Amardeep Parmar: 24:50
Just before we go into quick five questions. You mentioned a few times about you obviously love in London and what we're doing here. What are you most excited about for the UK tech scene in the future?
Neil Shah: 25:01
What gets me out of bed is just the sheer number of scaled, growing high, profitable, well-run businesses that are waiting in the wings. Right, when I was a banker and I see referrals from the stock exchange from all around the world. They tend to be much earlier stage businesses and you sort of questioned you know if, if they'll be able to make it right, nor will have product product market fit, and I think we're at a fundamentally different stage of the cycle and private markets are so much more developed. We've seen an influx of US venture capital into London and so much investment and that ecosystem is building right, and the question really is who wants to fund these companies? They're going to get funded regardless. Right, the Americans are there, the Saudis are there, the saudis are there. Um, you know asian investors there. India's rising. Right, these companies will get funded.
Neil Shah: 25:50
Um, I'd hate for them to move and this is why we've been advocating for, uh, pensions reform in the uk. Right, I think it's ludicrous that about one percent of the mps pension pot goes into equities. Should be a lot higher. They need to be setting that example and we need to be backing our own, not just in public markets but in venture and growth. So companies like Wave, cutting edge of autonomous vehicles in King's Cross, can find investors in the UK. Companies like Pragmatic IC can continue to fund their development of flexible semiconductors in Cambridge and Durham. Companies like Quantexa here in London, run by Vishal Marria, continue to get the funding they need to produce world-class software that's used by so many global enterprises. Companies like Fort Machine continue to grow. So these are the sorts of things that get me out of bed and it's so much fun.
Amardeep Parmar: 26:55
Awesome, so we're going to move into quickfire questions now.

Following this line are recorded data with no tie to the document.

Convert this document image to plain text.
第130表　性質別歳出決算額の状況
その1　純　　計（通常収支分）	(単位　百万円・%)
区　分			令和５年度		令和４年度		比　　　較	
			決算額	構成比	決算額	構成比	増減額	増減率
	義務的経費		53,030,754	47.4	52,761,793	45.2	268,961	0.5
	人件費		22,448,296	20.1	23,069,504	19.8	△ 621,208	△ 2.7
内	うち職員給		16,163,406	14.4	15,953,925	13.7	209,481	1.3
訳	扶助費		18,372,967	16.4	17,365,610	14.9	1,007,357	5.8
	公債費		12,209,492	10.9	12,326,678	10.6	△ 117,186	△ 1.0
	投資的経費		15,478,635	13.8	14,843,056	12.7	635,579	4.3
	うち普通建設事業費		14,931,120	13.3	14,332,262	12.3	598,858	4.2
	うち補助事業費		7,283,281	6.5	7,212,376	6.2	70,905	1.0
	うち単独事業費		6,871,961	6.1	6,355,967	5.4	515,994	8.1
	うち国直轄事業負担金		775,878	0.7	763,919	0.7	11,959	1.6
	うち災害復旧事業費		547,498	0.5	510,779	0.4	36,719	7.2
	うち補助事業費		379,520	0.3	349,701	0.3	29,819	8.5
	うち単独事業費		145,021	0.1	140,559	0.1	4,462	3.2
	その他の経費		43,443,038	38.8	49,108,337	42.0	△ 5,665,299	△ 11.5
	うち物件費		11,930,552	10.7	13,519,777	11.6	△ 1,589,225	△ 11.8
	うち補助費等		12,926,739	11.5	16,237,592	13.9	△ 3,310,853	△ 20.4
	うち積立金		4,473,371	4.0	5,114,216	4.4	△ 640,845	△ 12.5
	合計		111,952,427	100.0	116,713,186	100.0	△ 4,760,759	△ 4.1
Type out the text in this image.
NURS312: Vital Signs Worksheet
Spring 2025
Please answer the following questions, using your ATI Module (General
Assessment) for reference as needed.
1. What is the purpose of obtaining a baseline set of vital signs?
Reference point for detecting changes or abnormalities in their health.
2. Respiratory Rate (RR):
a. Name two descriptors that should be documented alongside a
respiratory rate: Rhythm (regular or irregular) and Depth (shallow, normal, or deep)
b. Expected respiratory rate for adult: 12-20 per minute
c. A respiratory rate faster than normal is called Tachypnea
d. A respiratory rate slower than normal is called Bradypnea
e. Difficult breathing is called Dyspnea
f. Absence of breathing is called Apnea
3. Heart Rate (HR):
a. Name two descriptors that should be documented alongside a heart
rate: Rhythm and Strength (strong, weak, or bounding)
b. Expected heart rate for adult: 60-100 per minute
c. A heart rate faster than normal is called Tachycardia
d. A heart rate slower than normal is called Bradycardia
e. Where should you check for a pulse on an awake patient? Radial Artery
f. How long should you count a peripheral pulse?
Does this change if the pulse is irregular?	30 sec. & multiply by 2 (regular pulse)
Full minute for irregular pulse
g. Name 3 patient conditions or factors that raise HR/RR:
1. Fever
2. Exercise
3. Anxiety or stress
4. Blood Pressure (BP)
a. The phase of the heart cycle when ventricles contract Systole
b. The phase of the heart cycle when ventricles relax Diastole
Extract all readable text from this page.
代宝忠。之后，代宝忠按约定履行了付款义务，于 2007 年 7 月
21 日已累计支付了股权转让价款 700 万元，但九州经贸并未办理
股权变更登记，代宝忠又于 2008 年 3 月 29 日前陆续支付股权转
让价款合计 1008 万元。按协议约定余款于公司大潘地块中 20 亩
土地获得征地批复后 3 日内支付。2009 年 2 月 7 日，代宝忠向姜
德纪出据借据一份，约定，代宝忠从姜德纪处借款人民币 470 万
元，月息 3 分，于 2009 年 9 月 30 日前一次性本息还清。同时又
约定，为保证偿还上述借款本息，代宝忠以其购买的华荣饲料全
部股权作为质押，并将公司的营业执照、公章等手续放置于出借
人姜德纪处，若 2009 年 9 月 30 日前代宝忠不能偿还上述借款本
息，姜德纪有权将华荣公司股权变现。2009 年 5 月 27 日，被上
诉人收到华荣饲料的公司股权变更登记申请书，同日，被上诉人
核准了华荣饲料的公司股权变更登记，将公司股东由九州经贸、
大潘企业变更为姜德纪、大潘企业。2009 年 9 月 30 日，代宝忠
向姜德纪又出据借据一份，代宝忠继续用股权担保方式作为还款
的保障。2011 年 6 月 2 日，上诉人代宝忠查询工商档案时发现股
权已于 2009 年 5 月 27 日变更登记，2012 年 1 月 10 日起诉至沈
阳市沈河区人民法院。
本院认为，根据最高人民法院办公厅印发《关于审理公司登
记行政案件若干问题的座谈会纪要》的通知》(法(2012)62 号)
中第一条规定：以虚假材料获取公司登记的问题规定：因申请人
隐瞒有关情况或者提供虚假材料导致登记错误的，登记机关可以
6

The first one is who are three British Asians you think are doing incredible work and you love to shout out?
Neil Shah: 27:01
So it would be amiss of me not to shout out Bindi Karia, um, who's been, you know, incredibly supportive to everything we I'm doing here at the LSC. Uh, we met on a trip out to India with a chap called rush shore who again, is a fantastic individual, um, super connector, and Bindi's been super connecting me. Uh. So give her a shout out. Um, I have to give a shout out to Jay Patel, who I mentioned earlier. Um, who showed me what the art of the possible was on the AIM market. I've got to know him over the last sort of five or six years doing brilliantly. Vishal. Again, I love what he's doing at Quantexa. Amar, I'm probably going to get shouted at by about 100 people. I've actually made you a list because I love all the podcasts you recorded. I think I've got a. I found 100 more for you to do.
Amardeep Parmar: 27:50
Perfect, that's what I like to hear, so thanks so much for that. If people want to find out more about you and find out more about the London Stock Exchange, where do they go to?
Neil Shah: 27:59
Come and connect with me on LinkedIn. On Twitter it's Neil Shah UK. My email address is neil. shah@ lseg. com and I'd love to help anyone I can.
Amardeep Parmar: 28:11
And is there anything that you need help with right now yourself or that the LSE needs help with?
Neil Shah: 28:17
Guys and girls, just keep your eyes and ears open.